A ses yeux, la difficulté d’imiter les modèles asiatiques pour les pays d’Amérique latine se situe non seulement dans la faiblesse des Etats, incapables d’organiser la redistribution des richesses, mais aussi dans la médiocrité des systèmes éducatifs et l’insuffisance des investissements industriels. Ces pays se reposant avant tout sur l’exportation de matières premières.« A un moment donné, on a parlé de pays émergents. Mais parmi ces pays, il y avait des rentiers et des industriels », conclut l’expert.
Un train difficile à rattraper pour l’Afrique
Pour effectuer le parallèle avec l’Afrique, Bruno Cabrillac, directeur général adjoint des études et des relations internationales à la Banque de France, reprend à son compte la comparaison entre l’économie sud-coréenne et celle d’un pays africain. « Dans les années 1950, le PIB par tête en Côte d’Ivoire était supérieur à celui de la Corée ». Désormais, il lui est 18 fois inférieur.

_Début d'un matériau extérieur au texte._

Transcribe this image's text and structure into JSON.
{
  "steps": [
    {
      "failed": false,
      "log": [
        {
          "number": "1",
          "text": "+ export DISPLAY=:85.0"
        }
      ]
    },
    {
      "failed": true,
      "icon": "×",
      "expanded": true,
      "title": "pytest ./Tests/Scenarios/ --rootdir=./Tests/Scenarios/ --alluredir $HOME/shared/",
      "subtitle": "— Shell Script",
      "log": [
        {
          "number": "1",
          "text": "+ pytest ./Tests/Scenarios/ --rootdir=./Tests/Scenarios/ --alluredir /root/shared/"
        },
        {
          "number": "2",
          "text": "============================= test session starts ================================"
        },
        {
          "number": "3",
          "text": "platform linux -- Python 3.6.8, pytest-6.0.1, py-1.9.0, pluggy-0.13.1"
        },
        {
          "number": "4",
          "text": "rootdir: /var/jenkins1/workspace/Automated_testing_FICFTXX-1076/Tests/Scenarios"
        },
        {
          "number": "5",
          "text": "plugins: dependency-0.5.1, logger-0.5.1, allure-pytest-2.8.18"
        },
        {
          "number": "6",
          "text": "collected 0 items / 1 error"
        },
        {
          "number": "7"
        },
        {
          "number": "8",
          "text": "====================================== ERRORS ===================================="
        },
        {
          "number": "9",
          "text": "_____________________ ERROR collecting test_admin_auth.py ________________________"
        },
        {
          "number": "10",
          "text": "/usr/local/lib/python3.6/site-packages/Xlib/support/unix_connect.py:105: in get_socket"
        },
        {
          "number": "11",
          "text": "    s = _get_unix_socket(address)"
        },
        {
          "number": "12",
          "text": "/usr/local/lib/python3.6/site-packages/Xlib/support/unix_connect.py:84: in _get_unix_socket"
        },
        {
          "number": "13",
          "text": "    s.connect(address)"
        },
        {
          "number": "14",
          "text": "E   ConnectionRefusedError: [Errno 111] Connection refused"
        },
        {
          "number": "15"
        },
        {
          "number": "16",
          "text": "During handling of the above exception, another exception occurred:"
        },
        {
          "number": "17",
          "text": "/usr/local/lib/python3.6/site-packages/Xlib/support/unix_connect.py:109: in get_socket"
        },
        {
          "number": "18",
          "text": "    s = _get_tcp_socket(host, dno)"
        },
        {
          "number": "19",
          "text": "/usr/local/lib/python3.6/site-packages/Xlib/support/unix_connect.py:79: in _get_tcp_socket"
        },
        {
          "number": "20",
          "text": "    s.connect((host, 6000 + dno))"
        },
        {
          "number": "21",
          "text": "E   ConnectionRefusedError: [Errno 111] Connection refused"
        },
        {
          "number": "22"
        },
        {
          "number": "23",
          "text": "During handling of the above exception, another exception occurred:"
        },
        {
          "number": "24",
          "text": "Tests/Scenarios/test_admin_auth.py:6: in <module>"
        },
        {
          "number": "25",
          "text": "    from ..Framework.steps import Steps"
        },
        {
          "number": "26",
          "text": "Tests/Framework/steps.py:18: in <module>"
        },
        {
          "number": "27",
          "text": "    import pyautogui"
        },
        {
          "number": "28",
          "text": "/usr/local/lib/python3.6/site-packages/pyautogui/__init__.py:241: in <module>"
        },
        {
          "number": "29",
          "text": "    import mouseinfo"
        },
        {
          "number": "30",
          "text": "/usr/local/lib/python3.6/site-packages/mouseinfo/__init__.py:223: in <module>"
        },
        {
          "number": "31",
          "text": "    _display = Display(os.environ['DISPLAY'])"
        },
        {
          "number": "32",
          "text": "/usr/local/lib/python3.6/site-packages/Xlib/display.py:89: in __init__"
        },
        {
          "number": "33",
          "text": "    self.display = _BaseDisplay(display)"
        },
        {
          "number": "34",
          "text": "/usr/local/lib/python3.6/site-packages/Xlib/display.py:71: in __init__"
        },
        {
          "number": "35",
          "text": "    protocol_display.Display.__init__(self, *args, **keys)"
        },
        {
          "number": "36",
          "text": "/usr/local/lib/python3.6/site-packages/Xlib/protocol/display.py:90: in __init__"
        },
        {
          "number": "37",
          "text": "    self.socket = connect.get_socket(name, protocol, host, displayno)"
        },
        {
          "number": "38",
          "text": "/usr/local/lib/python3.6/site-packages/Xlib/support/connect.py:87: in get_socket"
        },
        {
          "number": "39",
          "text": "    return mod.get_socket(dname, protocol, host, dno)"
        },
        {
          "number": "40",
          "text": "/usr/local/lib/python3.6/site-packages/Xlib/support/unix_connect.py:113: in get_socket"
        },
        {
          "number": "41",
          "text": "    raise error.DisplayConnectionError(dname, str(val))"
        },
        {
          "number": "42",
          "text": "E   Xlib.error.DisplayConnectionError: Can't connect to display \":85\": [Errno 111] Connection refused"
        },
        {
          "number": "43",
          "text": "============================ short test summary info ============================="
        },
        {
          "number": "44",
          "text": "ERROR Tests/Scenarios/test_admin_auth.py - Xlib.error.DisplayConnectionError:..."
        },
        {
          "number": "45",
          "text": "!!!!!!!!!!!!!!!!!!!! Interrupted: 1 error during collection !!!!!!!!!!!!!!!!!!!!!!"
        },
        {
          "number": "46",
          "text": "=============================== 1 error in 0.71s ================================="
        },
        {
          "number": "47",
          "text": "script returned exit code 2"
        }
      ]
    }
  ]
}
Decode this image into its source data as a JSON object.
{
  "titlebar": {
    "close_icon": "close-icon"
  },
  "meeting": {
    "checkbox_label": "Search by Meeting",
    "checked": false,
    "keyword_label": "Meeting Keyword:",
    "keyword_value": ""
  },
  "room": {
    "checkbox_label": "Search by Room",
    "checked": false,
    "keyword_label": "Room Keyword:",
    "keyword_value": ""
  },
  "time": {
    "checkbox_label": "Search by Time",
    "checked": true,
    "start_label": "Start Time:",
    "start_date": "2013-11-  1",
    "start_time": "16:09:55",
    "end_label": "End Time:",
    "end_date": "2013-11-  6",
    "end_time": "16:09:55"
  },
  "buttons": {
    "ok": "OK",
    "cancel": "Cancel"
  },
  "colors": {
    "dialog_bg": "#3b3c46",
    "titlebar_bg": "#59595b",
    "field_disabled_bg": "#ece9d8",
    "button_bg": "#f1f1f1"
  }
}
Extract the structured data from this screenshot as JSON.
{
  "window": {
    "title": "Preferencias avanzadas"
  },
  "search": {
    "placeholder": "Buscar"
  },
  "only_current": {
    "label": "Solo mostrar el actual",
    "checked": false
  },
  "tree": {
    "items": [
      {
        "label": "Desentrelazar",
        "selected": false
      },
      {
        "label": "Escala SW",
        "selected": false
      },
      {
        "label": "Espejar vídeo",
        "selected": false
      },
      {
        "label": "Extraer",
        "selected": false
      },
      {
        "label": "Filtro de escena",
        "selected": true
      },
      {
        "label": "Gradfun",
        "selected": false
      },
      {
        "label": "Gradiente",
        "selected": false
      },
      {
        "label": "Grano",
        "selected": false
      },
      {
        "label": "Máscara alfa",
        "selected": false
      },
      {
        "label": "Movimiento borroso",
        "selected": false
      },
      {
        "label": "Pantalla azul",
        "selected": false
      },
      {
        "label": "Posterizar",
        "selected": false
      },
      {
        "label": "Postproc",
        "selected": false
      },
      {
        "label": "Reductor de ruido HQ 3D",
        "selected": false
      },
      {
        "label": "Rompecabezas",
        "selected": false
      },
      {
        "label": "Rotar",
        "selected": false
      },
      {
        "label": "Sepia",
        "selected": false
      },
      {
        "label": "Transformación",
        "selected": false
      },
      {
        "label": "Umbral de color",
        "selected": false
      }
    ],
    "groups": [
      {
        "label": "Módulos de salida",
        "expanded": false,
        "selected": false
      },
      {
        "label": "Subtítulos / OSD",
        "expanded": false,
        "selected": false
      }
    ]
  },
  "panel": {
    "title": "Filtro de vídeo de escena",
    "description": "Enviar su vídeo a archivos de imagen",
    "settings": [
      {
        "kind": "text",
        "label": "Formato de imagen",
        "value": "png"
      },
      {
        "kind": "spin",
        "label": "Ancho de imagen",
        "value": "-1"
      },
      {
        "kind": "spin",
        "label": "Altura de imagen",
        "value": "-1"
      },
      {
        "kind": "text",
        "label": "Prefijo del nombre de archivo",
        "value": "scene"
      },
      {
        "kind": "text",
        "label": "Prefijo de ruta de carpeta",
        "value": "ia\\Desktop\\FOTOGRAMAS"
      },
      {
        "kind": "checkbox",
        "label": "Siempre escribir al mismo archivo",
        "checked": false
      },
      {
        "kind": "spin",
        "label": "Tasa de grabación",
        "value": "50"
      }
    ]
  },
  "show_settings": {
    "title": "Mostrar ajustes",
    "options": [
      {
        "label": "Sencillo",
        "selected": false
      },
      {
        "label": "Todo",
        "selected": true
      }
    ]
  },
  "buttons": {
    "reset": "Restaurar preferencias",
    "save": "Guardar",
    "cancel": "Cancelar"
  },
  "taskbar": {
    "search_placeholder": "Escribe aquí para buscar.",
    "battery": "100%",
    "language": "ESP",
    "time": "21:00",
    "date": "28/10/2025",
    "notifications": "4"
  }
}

Selon lui, les conditions initiales pour une croissance expansive basée sur l’accumulation de travail et de capital ne sont pas réunies sur le continent. En effet, outre le taux de scolarisation faible, 30 à 50% des Africains sont sans emploi. Difficile dans ces conditions de profiter du dividende démographique de ces pays. « D’autant que les modèles d’industrialisation des pays asiatiques sont plus difficiles d’accès aujourd’hui », explique l’intervenant. En cause, la concurrence même de la Chine et de pays émergents comme le Vietnam. Face à eux, l’Afrique souffre notamment d’une absence d’avantage comparatif en coût unitaire du travail, malgré des salaires très bas, ainsi que d’un retard d’urbanisation difficile à combler, même si celle-ci devrait doubler d’ici 15 ans sur le continent.